Construction of “pod D” which will be classrooms begins in front of the old State College Area High School South Building on Wednesday, July 20, 2016.
Construction of “pod D” which will be classrooms begins in front of the old State College Area High School South Building on Wednesday, July 20, 2016.

State College Area School District plans to make State High a little bigger than what was originally proposed in construction project plans.

And with larger square footage comes a higher estimated cost of construction.

District administrators said they’re still trying to figure out a way to pay for it all that doesn’t go beyond expanding the original estimated budget.

Construction on the State College Area High School project broke ground about a year ago.

The plan is to demolish the school and replace it with a two-building campus at its current location on Westerly Parkway.

And district spokesman Chris Rosenblum said construction is on schedule.

While estimated total costs exceed $140 million, district business manager Randy Brown said a total cost won’t be known until the end of the construction period — pending change orders.

“Fortunately change orders to date have resulted in a reduction to construction cost,” Brown said.

A change order is work added to or deleted from the original contract, which alters the original amount and/or completion date.

In the 2014 election, residents of the State College Area School District voted on a referendum for the district to borrow $85 million to finance the construction of a new high school on a then-estimated $115 million design.

“Although the budget did not officially increase above $115 (million), the cost estimates throughout the design phase reflected the increased square footage and resulting (in) increased costs,” Brown said in an emailed statement when asked why the estimated total increased by more than $25 million.

“The board approved square footage increases to the project for Delta high and middle levels, physical education and performing arts,” he added.

District Director of Physical Plant Ed Poprik said the referendum estimate was based on a 587,000-square-foot facility.

The current plan is about 660,000-square-feet.

Referendum debt will be repaid during a 25-year period, but the repayment period — or term of the remaining debt — has yet to be determined, Brown said.

The board also committed $10 million from capital reserve funds.

The remaining costs will be financed by debt, which will be repaid through the general operating budget, Brown said.

Brown said the district expects to pay for additional costs through tax millage included in the current budget as “other district debt service is retired in the upcoming years.”

The first graduating class from the completed school on Westerly Parkway will be the 2019-20 senior class.

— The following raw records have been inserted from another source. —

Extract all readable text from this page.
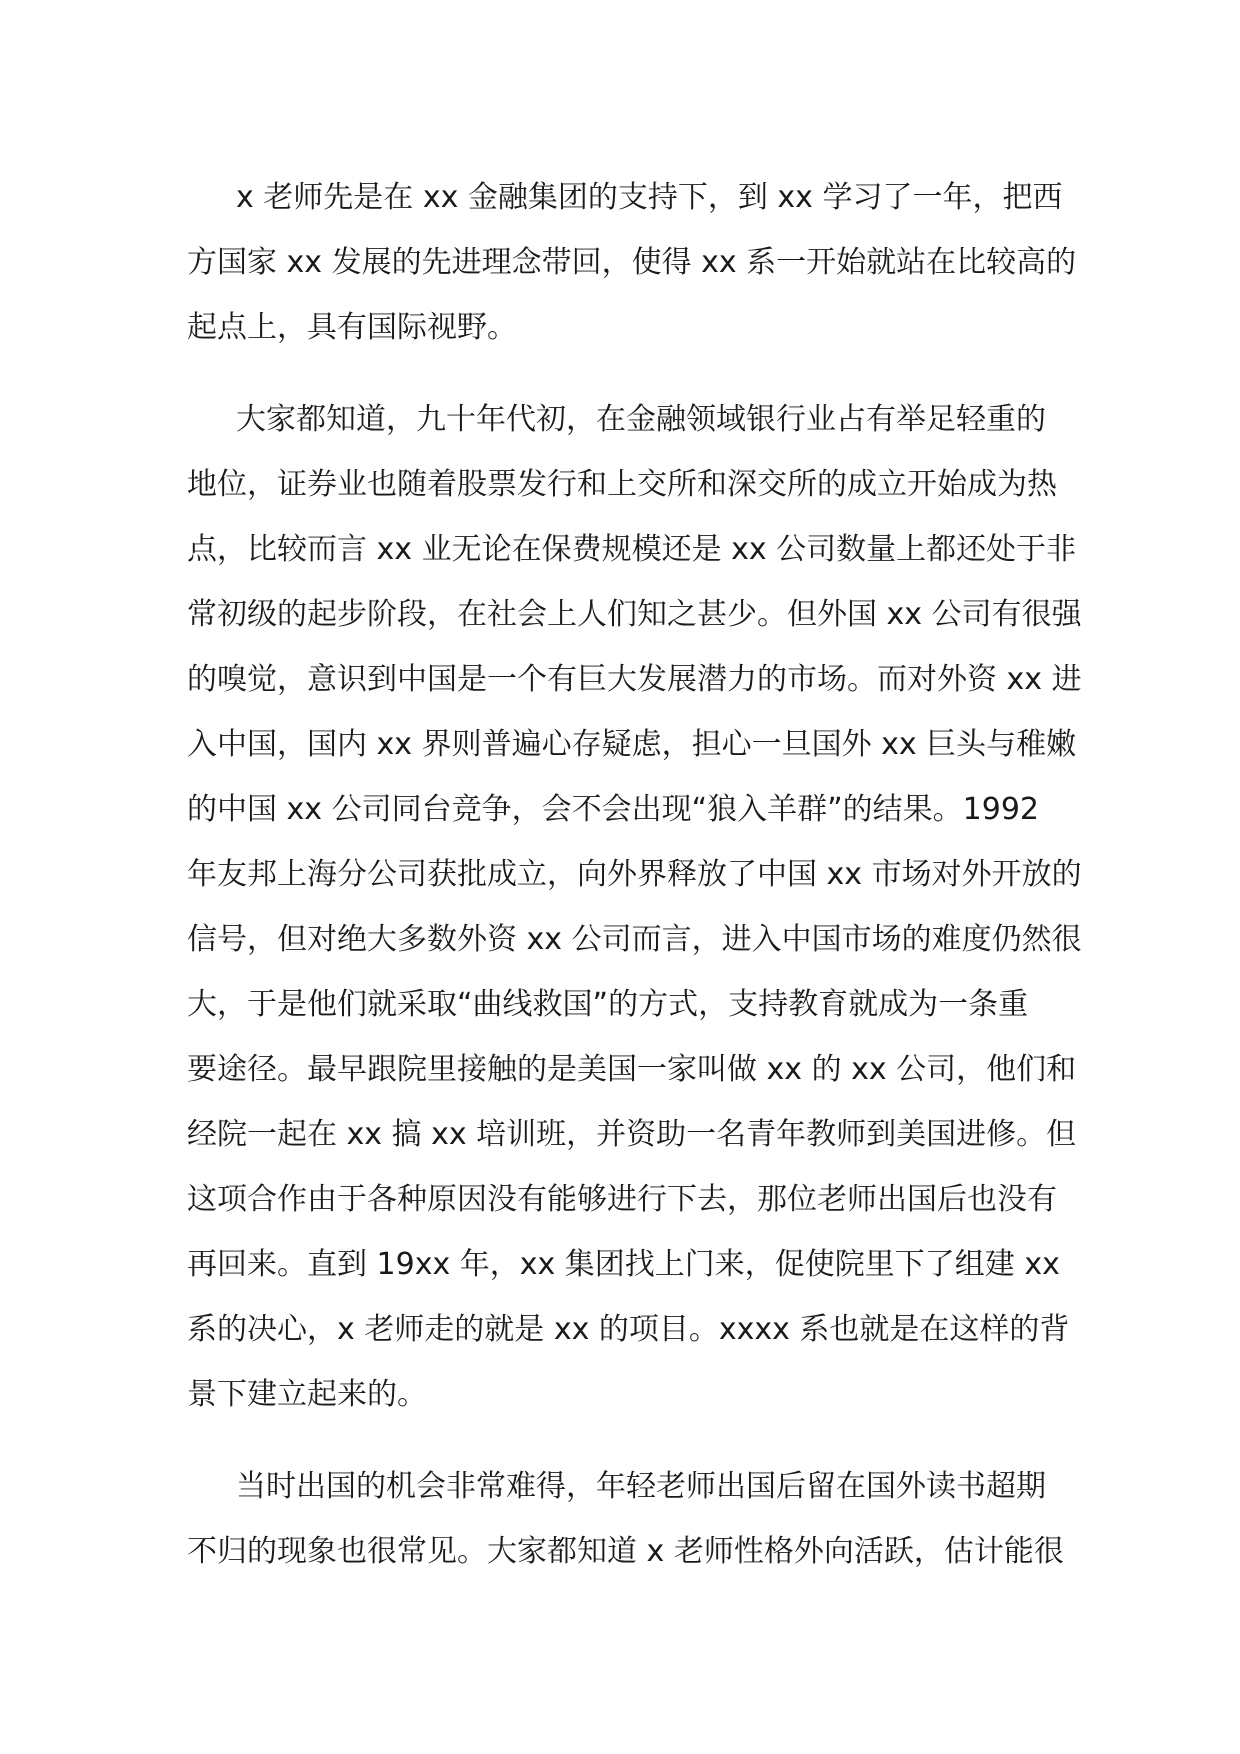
x 老师先是在 xx 金融集团的支持下，到 xx 学习了一年，把西
方国家 xx 发展的先进理念带回，使得 xx 系一开始就站在比较高的
起点上，具有国际视野。
大家都知道，九十年代初，在金融领域银行业占有举足轻重的
地位，证券业也随着股票发行和上交所和深交所的成立开始成为热
点，比较而言 xx 业无论在保费规模还是 xx 公司数量上都还处于非
常初级的起步阶段，在社会上人们知之甚少。但外国 xx 公司有很强
的嗅觉，意识到中国是一个有巨大发展潜力的市场。而对外资 xx 进
入中国，国内 xx 界则普遍心存疑虑，担心一旦国外 xx 巨头与稚嫩
的中国 xx 公司同台竞争，会不会出现“狼入羊群”的结果。1992
年友邦上海分公司获批成立，向外界释放了中国 xx 市场对外开放的
信号，但对绝大多数外资 xx 公司而言，进入中国市场的难度仍然很
大，于是他们就采取“曲线救国”的方式，支持教育就成为一条重
要途径。最早跟院里接触的是美国一家叫做 xx 的 xx 公司，他们和
经院一起在 xx 搞 xx 培训班，并资助一名青年教师到美国进修。但
这项合作由于各种原因没有能够进行下去，那位老师出国后也没有
再回来。直到 19xx 年，xx 集团找上门来，促使院里下了组建 xx
系的决心，x 老师走的就是 xx 的项目。xxxx 系也就是在这样的背
景下建立起来的。
当时出国的机会非常难得，年轻老师出国后留在国外读书超期
不归的现象也很常见。大家都知道 x 老师性格外向活跃，估计能很
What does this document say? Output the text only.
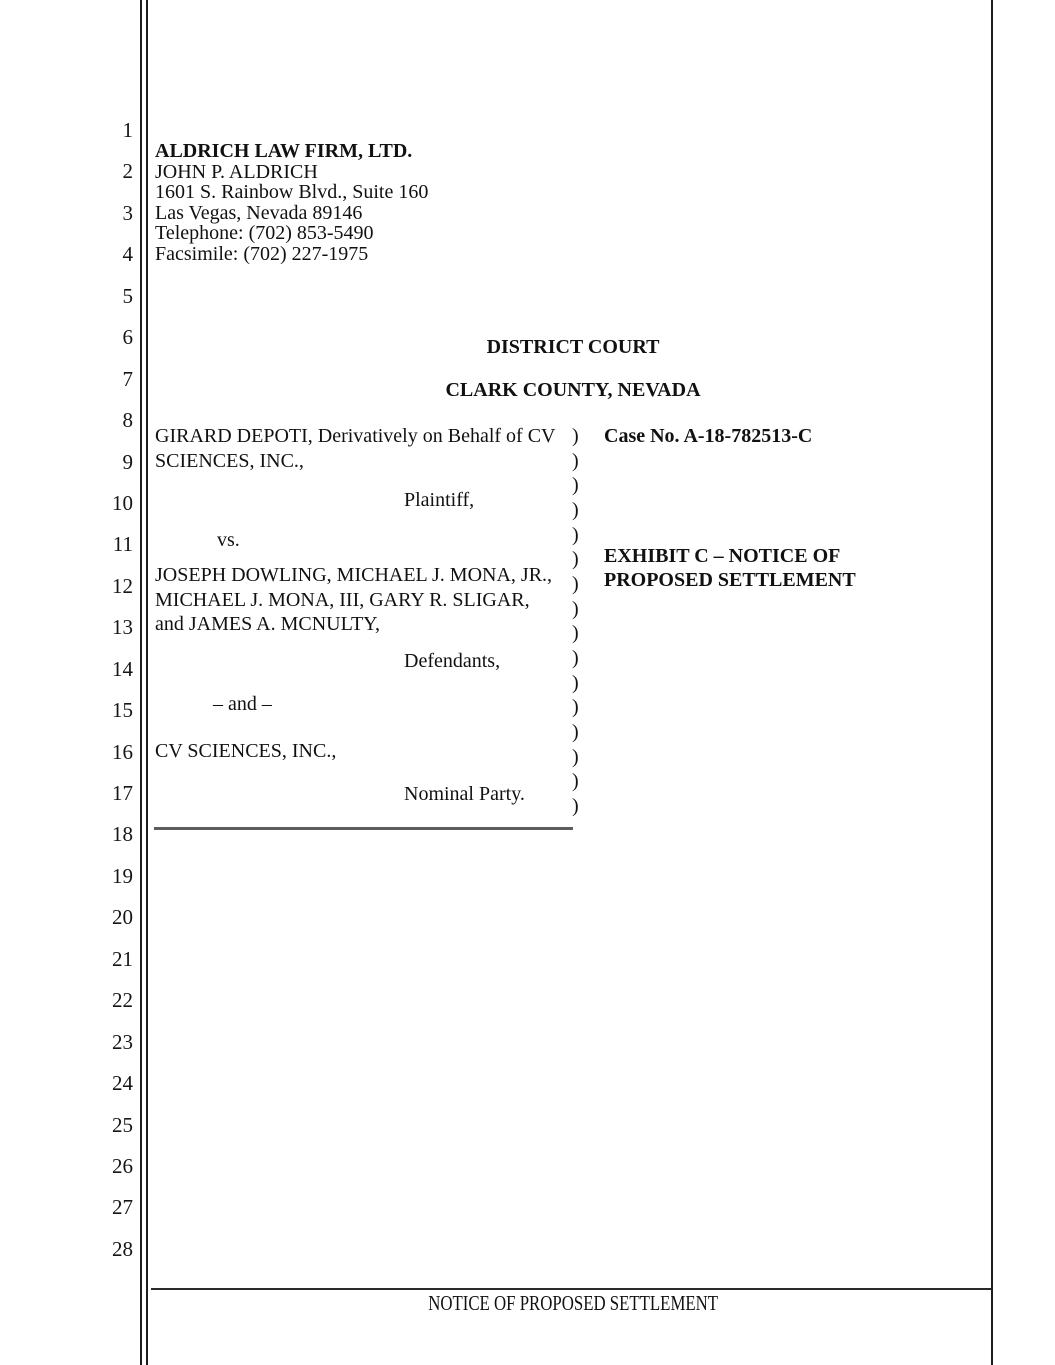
1
2
3
4
5
6
7
8
9
10
11
12
13
14
15
16
17
18
19
20
21
22
23
24
25
26
27
28
ALDRICH LAW FIRM, LTD.
JOHN P. ALDRICH
1601 S. Rainbow Blvd., Suite 160
Las Vegas, Nevada 89146
Telephone: (702) 853-5490
Facsimile: (702) 227-1975
DISTRICT COURT
CLARK COUNTY, NEVADA
GIRARD DEPOTI, Derivatively on Behalf of CV
SCIENCES, INC.,
Plaintiff,
vs.
JOSEPH DOWLING, MICHAEL J. MONA, JR.,
MICHAEL J. MONA, III, GARY R. SLIGAR,
and JAMES A. MCNULTY,
Defendants,
– and –
CV SCIENCES, INC.,
Nominal Party.
)
)
)
)
)
)
)
)
)
)
)
)
)
)
)
)
Case No. A-18-782513-C
EXHIBIT C – NOTICE OF
PROPOSED SETTLEMENT
NOTICE OF PROPOSED SETTLEMENT
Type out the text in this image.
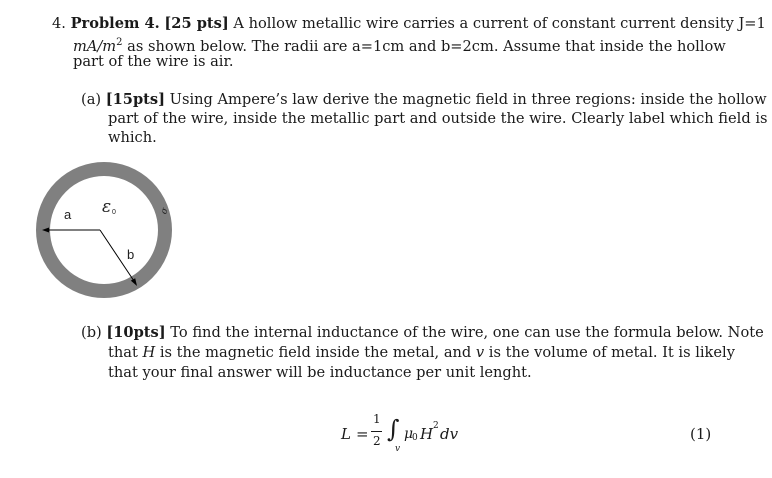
4. Problem 4. [25 pts] A hollow metallic wire carries a current of constant current density J=1
$mA/m^2$ as shown below. The radii are a=1cm and b=2cm. Assume that inside the hollow
part of the wire is air.
(a) [15pts] Using Ampere’s law derive the magnetic field in three regions: inside the hollow
part of the wire, inside the metallic part and outside the wire. Clearly label which field is
which.
a
b
ε 0	σ
(b) [10pts] To find the internal inductance of the wire, one can use the formula below. Note
that H is the magnetic field inside the metal, and v is the volume of metal. It is likely
that your final answer will be inductance per unit lenght.
L =
1
2 ∫
v
μ
0 H 2 dv	(1)
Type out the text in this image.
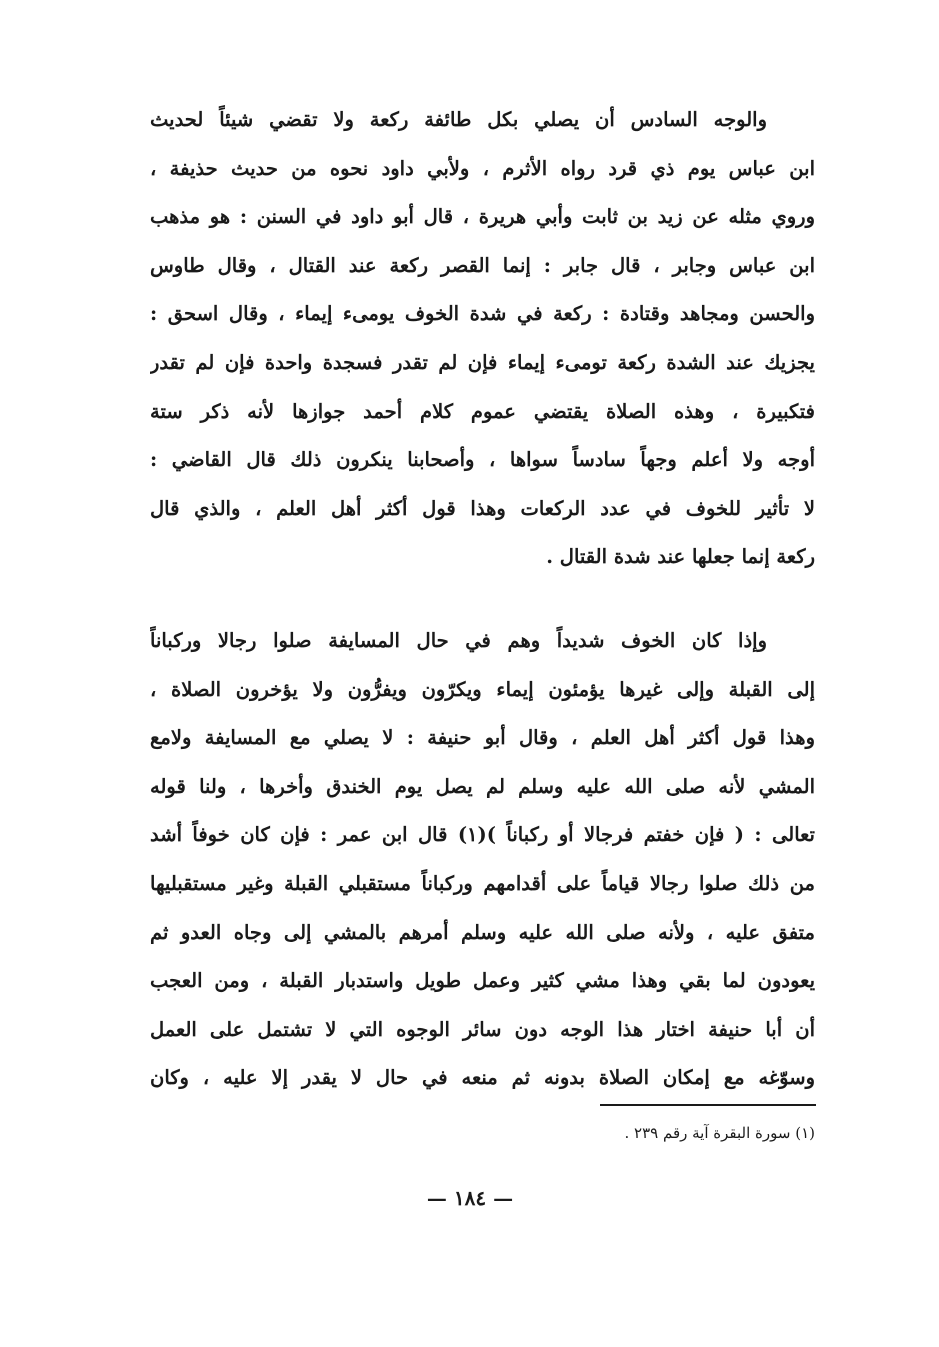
والوجه السادس أن يصلي بكل طائفة ركعة ولا تقضي شيئاً لحديث
ابن عباس يوم ذي قرد رواه الأثرم ، ولأبي داود نحوه من حديث حذيفة ،
وروي مثله عن زيد بن ثابت وأبي هريرة ، قال أبو داود في السنن : هو مذهب
ابن عباس وجابر ، قال جابر : إنما القصر ركعة عند القتال ، وقال طاوس
والحسن ومجاهد وقتادة : ركعة في شدة الخوف يومىء إيماء ، وقال اسحق :
يجزيك عند الشدة ركعة تومىء إيماء فإن لم تقدر فسجدة واحدة فإن لم تقدر
فتكبيرة ، وهذه الصلاة يقتضي عموم كلام أحمد جوازها لأنه ذكر ستة
أوجه ولا أعلم وجهاً سادساً سواها ، وأصحابنا ينكرون ذلك قال القاضي :
لا تأثير للخوف في عدد الركعات وهذا قول أكثر أهل العلم ، والذي قال
ركعة إنما جعلها عند شدة القتال .
وإذا كان الخوف شديداً وهم في حال المسايفة صلوا رجالا وركباناً
إلى القبلة وإلى غيرها يؤمئون إيماء ويكرّون ويفرُّون ولا يؤخرون الصلاة ،
وهذا قول أكثر أهل العلم ، وقال أبو حنيفة : لا يصلي مع المسايفة ولامع
المشي لأنه صلى الله عليه وسلم لم يصل يوم الخندق وأخرها ، ولنا قوله
تعالى : ( فإن خفتم فرجالا أو ركباناً )(١) قال ابن عمر : فإن كان خوفاً أشد
من ذلك صلوا رجالا قياماً على أقدامهم وركباناً مستقبلي القبلة وغير مستقبليها
متفق عليه ، ولأنه صلى الله عليه وسلم أمرهم بالمشي إلى وجاه العدو ثم
يعودون لما بقي وهذا مشي كثير وعمل طويل واستدبار القبلة ، ومن العجب
أن أبا حنيفة اختار هذا الوجه دون سائر الوجوه التي لا تشتمل على العمل
وسوّغه مع إمكان الصلاة بدونه ثم منعه في حال لا يقدر إلا عليه ، وكان
(١) سورة البقرة آية رقم ٢٣٩ .
— ١٨٤ —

Starting in 2017-18, students will attend classes in completed portions of the school, Poprik said.

Britney Milazzo: 814-231-4648, @M11azzo

Summer construction

Work this summer will continue with foundation, masonry walls, structural steel framework and utility connections.

“You’ll be able to see the building footprints when students return,” Massaro Construction project manager Tim Jones said. “They’ll be fully established.”

District spokesman Chris Rosenblum said demolition will be completed on the main lower South Building classroom wing. In the fall, new construction at this location will begin to connect the four units to the rest of the facility.

Utility work will continue behind the South Building, along with some above-ground utility work in the North Building parking lot.

The plan is to minimize disruptions to school bus drop-offs and pick-ups in the fall, Rosenblum said.

Crews this summer will also lay stormwater pipes across Westerly Parkway near Welch Community Swimming Pool, and work on a stormwater detention basin on the site of the former driver’s education course on the north side.

The basin will collect roof and ground runoff from the site, Rosenblum said.

“As per (Environmental Protection Department) regulations, measures are in place to process muddy water from the construction site and keep it from entering the stormwater system,” Rosenblum said in an email. “Once the school is finished, absorbent grass and other vegetation will be planted on its banks.”

The loop drive around the back of South Building is closed for utility extensions and retaining wall construction, and all community pool parking is across the street at the north campus, district Director of Physical Plant Ed Poprik said.